Jul 22, 2008 09:11PM
- comments
I have too many days like this. I hate it. I feel unmotivated, restless, tired. I'm not sleeping at night. I toss and turn, then I'm tired all day. I know I need to clean the house but I don't feel like it. I wandered around the house all day, bored but did I clean or do anything constructive? No. Instead I kept looking in the pantry or fridge as if something exciting was going to jump out at me, lol. I can't seem to focus, even when I try to read, which I love to do. I'll read a few pages then I'm up wandering around again. What the heck is wrong with me??
I didn't go outside today. It was too hot. But I hate being stuck inside the house. I hate it. I get such cabin fever real bad. I feel like I should be doing something but I don't know what. I have no energy. I hate feeling like this!

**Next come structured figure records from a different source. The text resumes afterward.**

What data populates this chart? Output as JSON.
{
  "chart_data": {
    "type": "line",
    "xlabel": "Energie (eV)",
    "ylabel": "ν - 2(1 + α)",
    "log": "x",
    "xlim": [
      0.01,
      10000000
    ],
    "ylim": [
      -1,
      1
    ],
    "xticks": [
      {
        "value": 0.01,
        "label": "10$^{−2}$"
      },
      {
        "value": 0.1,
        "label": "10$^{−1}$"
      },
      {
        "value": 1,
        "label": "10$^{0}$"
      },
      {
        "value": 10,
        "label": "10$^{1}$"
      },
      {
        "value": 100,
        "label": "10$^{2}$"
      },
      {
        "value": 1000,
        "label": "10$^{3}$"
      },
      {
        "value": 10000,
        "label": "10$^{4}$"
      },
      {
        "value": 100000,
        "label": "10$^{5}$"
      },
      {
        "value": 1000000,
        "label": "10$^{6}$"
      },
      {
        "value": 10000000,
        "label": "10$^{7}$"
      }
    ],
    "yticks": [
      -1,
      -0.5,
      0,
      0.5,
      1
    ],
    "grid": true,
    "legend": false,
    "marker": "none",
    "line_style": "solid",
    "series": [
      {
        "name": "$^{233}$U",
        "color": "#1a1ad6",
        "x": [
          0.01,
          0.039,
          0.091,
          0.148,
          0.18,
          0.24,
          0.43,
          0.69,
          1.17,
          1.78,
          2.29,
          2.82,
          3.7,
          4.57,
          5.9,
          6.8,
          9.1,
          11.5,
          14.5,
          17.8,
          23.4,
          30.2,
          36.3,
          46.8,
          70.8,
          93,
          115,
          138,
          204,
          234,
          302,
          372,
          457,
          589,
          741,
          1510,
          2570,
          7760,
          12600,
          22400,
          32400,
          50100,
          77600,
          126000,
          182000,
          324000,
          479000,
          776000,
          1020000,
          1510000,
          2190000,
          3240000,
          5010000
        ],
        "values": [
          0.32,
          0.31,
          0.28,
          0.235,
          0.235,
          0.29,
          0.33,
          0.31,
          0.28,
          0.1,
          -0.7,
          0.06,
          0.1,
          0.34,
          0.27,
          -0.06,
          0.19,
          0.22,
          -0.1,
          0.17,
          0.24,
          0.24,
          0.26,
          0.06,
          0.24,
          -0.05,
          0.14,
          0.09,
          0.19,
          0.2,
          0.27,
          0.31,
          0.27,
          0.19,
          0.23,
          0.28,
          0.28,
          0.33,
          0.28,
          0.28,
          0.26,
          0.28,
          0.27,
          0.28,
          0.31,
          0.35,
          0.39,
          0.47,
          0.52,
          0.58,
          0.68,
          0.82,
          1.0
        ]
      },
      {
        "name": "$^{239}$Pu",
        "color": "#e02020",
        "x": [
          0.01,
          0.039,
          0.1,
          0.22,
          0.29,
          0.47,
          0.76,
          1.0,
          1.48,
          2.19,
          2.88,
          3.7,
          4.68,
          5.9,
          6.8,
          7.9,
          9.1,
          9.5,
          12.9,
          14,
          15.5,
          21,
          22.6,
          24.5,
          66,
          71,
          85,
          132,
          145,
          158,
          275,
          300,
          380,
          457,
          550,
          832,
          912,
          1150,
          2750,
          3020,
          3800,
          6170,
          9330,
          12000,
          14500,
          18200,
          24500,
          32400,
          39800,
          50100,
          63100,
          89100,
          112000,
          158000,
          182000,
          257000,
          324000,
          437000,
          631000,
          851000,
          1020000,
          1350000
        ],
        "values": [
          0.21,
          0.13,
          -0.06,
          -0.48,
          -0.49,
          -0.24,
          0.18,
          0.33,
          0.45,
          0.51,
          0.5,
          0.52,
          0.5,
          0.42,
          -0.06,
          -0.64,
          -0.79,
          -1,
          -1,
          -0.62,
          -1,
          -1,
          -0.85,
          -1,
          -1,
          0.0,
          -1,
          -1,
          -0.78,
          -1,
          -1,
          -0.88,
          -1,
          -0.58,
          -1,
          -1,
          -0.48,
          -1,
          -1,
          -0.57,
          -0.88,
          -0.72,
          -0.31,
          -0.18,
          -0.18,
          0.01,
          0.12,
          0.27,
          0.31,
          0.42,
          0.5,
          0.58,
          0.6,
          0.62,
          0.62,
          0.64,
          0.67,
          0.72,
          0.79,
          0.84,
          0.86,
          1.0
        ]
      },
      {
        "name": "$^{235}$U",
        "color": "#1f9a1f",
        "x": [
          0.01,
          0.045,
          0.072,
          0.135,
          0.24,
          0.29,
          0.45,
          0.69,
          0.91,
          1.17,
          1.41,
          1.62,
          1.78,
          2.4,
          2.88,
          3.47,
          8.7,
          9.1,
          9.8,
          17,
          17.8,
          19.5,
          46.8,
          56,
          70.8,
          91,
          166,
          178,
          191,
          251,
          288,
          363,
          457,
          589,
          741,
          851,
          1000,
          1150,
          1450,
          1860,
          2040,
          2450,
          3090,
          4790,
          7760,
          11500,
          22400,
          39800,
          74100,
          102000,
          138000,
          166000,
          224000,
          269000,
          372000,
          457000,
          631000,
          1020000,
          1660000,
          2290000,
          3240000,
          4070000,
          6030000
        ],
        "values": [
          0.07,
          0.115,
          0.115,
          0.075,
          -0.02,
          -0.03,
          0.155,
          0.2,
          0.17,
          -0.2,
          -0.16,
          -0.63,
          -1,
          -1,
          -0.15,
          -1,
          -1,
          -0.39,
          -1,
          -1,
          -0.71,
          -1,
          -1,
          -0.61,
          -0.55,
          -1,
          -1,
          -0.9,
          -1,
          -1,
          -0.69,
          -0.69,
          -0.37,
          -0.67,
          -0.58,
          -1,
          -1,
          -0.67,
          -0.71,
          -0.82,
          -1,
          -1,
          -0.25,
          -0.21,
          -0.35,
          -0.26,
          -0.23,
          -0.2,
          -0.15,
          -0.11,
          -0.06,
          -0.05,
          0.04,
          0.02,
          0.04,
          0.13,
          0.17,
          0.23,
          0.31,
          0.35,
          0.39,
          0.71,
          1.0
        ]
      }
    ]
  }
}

I'll have days I feel pretty good. I like getting out even if it's just running errands but I still feel tired a lot. The last few times I took my daughter to the mall, I enjoyed it for awhile but then I got such an overwhelming feeling of tiredness that I had to sit down. Last week we went to an art museum. I really wanted to go. I enjoyed it but we were there for four hours with a break for lunch. I felt that overwhelming feeling of tiredness again after awhile where I wasn't enjoying it anymore toward the end. And yet, my friend who is only a few years younger than me and probably fifty pounds heavier than me had all this energy and just kept wanting to go, go, go.
What in the world is wrong with me?? Can anyone give me an idea?